Les Savy Fav, the popular art-punk-rock outfit from Rhode Island, US, released what many believed to be their defining record in 2007. Let’s Stay Friends was at once play and purposeful, light-footed and heavy, danceable and so punk rock all it was missing was a guest appearance from Ian McKaye (in fact, he was about the only one not to appear on it – check the contributors’ list on Wikipedia). Their new offering, Roots for Ruin, has been produced by the same dude (Chris Zane – also responsible for albums by Passion Pit, Asobi Seksu and The Boggs) and has much of the muscle of its predecessor, but only little of its guile.
Opening track ‘Appetites’ is a pleasantly abrasive and noisy, hormonally driven (“We swell up like dicks in the heart of the night”) piece of art punk that shows that LSF’s guitarists, Seth Jabour and Andrew Reuland, are still one of the most skilful double acts in indie rock. The single ‘Lips N Stuff’ is similarly charged with counterpoint guitar lines and bounces around like a bare ballsack on a trampoline. Frontman Tim Harrington’s lyrics are as intriguing and layered as ever – ‘My body is a book and you’ve been thumbing every page’, ‘Let’s pretend we’re innocent/We’re just friends with benefits’ – but there is an odd lack of experimentalism and freshness that is hard to pin down. ‘Dear Crutches’ intro recalls the band’s monster-hit ‘The Sweat Descends’ but is a harmless ditty rather than a chest-slapping stomper.

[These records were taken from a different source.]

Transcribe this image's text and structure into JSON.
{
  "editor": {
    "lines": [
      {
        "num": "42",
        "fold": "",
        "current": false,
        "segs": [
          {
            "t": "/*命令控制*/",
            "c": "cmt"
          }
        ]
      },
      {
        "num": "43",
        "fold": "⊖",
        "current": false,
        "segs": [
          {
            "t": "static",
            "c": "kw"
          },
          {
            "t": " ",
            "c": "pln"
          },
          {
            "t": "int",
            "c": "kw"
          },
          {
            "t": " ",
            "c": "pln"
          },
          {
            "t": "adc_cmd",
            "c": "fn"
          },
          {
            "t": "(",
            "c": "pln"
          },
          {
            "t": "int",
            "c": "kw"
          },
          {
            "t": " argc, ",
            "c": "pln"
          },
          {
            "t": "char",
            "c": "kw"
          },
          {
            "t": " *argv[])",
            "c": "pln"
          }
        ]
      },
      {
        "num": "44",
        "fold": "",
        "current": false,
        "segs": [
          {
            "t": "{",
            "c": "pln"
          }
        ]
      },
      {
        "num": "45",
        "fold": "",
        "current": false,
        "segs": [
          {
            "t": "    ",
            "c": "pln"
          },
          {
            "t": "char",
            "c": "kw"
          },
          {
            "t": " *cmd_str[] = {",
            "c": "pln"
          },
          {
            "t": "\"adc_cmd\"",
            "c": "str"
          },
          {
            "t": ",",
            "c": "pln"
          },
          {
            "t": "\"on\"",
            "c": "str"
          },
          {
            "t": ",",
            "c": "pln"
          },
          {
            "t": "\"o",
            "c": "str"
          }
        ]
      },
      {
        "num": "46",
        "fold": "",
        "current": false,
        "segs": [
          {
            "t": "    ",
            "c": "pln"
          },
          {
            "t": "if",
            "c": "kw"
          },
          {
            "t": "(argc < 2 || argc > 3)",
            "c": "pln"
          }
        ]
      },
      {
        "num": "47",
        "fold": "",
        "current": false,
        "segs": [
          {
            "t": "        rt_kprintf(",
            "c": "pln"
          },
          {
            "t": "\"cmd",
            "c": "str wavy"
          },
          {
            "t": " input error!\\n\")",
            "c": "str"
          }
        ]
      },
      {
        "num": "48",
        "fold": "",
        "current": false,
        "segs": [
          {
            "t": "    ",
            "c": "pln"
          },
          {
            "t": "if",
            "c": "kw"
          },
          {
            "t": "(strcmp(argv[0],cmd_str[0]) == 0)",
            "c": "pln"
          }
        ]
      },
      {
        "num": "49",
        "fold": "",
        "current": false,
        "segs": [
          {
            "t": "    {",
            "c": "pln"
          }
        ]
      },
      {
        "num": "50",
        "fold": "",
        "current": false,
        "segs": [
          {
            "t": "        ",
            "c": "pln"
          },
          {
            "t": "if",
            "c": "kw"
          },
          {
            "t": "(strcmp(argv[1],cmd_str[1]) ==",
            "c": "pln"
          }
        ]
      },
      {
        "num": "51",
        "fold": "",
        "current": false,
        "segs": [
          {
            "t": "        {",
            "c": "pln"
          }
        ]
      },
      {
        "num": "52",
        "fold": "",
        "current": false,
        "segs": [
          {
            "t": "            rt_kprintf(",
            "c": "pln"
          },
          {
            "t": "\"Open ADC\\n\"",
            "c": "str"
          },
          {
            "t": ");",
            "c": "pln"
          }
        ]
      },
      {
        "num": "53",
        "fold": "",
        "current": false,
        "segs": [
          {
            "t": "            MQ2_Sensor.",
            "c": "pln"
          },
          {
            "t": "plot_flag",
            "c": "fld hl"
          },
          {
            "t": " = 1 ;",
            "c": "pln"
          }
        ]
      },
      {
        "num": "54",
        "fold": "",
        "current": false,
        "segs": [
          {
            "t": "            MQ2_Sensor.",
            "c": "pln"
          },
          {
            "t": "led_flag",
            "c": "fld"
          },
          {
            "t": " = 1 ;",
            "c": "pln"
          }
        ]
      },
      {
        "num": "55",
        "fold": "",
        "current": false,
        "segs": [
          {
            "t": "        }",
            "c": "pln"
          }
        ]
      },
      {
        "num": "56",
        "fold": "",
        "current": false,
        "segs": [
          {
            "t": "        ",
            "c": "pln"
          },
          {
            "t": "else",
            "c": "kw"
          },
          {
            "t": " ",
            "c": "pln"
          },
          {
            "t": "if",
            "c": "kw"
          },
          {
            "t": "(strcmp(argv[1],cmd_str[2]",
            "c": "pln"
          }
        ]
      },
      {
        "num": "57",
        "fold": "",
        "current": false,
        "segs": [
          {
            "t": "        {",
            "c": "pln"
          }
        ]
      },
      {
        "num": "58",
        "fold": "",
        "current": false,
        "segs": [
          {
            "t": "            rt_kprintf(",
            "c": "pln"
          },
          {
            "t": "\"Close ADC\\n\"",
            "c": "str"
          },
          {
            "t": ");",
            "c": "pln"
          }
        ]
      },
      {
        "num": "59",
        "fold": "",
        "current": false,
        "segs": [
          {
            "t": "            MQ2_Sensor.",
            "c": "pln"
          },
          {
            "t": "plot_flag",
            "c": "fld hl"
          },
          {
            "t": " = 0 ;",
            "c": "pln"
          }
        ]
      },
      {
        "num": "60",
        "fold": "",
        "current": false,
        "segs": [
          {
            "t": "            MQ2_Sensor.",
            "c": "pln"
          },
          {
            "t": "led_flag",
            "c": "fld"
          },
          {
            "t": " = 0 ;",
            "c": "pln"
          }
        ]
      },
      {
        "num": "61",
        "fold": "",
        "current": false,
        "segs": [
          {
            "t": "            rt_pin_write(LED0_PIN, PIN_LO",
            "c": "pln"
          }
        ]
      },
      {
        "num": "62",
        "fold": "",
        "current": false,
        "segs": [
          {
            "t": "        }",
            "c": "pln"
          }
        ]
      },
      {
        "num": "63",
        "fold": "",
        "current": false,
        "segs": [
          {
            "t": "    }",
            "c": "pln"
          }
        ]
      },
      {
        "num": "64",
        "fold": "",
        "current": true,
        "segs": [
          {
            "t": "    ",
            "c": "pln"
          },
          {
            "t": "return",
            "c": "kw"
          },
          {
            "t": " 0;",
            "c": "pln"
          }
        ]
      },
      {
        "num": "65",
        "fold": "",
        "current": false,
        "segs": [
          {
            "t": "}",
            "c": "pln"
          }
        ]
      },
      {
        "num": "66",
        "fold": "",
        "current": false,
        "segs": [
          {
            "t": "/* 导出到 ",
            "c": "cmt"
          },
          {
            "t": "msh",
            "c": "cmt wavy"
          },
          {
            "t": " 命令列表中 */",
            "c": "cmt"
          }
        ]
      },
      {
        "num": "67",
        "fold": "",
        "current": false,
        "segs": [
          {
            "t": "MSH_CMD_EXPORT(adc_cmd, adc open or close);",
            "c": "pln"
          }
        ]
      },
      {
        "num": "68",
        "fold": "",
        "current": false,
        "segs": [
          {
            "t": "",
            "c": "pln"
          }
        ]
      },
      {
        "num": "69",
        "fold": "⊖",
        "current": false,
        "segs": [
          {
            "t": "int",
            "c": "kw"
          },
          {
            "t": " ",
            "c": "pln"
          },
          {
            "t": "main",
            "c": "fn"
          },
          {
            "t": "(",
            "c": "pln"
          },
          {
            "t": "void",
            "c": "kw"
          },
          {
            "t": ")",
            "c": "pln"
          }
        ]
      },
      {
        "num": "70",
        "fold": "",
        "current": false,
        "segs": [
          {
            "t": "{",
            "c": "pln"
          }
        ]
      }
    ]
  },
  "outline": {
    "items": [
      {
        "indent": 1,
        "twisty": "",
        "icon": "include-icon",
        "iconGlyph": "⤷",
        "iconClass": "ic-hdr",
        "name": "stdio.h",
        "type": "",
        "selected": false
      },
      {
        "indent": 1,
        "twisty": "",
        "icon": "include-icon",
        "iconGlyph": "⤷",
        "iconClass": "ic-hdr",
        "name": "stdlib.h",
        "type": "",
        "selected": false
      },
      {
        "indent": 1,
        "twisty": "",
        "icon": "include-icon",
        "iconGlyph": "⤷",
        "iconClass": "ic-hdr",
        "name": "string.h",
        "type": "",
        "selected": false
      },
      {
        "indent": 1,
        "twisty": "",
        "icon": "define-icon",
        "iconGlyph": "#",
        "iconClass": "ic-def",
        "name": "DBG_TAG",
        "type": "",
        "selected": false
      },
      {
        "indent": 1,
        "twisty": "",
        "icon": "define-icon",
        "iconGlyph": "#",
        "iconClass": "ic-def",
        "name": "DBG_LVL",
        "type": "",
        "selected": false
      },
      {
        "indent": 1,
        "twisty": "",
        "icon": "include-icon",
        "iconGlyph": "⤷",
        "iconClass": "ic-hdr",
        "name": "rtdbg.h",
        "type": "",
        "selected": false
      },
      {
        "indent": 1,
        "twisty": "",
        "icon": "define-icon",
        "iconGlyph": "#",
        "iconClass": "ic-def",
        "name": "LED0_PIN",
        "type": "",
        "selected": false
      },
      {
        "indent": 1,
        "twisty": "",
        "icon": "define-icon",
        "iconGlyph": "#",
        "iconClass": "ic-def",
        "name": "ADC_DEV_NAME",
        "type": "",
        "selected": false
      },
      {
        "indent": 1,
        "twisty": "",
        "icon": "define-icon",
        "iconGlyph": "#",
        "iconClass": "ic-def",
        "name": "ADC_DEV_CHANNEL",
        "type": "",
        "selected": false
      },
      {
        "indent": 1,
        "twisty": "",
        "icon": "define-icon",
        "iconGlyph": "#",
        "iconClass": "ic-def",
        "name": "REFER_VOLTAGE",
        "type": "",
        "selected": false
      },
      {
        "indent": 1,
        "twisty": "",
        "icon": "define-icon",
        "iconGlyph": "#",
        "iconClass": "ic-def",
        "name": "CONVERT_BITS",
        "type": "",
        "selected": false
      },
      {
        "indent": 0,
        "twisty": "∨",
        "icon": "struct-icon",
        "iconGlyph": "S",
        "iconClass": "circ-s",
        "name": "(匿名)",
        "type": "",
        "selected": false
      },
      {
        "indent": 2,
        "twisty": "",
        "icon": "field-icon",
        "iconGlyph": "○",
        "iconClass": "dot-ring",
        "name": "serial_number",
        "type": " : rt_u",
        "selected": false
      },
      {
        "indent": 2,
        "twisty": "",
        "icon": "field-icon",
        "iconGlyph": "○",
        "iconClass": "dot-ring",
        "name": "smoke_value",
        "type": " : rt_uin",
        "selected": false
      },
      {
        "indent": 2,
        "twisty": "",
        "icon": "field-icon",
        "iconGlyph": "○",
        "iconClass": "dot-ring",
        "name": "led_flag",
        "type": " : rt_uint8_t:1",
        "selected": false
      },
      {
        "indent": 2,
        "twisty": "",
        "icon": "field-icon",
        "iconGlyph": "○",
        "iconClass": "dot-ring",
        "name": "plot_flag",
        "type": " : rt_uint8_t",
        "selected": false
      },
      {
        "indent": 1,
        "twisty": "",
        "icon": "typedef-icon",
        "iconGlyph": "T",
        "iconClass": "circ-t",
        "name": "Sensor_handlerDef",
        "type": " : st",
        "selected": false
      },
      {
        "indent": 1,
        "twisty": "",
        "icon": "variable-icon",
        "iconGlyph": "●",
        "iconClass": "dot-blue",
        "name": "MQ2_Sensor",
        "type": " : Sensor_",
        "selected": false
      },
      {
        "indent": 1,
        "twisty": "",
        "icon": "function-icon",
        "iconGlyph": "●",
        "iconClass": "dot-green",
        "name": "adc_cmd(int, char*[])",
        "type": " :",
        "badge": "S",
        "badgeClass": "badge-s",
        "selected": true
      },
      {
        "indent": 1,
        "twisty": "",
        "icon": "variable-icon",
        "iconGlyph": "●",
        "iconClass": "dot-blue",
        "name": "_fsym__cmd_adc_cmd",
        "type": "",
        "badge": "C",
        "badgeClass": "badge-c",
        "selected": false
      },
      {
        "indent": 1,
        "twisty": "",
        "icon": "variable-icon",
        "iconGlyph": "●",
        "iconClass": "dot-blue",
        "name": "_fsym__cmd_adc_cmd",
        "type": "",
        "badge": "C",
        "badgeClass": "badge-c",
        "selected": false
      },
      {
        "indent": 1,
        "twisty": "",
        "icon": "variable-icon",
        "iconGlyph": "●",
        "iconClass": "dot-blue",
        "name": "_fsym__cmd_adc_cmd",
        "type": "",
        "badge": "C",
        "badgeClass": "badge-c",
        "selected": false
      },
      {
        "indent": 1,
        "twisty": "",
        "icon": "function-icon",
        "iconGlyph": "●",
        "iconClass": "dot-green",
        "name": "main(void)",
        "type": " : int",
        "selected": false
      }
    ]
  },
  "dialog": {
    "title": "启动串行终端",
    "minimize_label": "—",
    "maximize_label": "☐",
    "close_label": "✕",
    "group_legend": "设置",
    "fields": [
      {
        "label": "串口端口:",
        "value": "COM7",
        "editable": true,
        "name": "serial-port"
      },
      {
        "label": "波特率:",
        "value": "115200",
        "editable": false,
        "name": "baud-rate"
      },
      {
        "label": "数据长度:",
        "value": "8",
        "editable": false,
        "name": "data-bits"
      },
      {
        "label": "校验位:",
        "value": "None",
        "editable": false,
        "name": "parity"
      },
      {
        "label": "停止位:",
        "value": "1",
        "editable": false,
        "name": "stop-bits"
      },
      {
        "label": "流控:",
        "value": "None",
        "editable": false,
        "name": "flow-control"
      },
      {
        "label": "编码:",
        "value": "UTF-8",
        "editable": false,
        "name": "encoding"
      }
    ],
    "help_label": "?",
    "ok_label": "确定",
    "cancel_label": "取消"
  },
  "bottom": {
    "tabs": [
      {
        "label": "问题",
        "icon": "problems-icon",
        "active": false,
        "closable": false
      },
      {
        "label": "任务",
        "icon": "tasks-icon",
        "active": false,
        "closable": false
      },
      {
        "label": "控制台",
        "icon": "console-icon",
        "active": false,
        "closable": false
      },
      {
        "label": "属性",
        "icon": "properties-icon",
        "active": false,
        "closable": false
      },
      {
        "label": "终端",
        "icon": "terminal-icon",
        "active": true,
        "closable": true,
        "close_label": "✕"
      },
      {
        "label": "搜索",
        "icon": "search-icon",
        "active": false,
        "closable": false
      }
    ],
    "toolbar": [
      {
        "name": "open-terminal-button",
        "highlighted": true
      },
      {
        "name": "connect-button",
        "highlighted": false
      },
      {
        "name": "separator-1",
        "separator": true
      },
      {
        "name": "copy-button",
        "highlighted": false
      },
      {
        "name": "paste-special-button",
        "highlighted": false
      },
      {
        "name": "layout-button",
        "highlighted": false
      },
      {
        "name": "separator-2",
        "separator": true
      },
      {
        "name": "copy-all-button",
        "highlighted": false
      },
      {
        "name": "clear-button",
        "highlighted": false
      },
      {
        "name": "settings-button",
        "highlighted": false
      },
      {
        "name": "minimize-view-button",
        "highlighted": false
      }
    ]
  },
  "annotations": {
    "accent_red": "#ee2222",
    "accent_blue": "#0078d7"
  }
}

The band’s influences have in the past been a kind of ‘Who’s who’ of indie rock – the hard-nosedness of the early Pixies, the sonic breadth of Mission Of Burma – and on Roots for Ruin, there is a little homage to Watford post-punk legends Wire with the throbbing, discordant ‘Poltergeist’. This, however, is followed by ‘High and Unhinged’, another inconsequential exercise in quirkiness (are those… DJ scratches in the background?).
Les Savy Fav have the aforementioned talent in spades and have developed a sort of template for producing good (often great) songs. And while this is an admirable achievement itself, it doesn’t mean that they should be content with just doing the minimum. Roots for Ruin rather sounds like they did just that.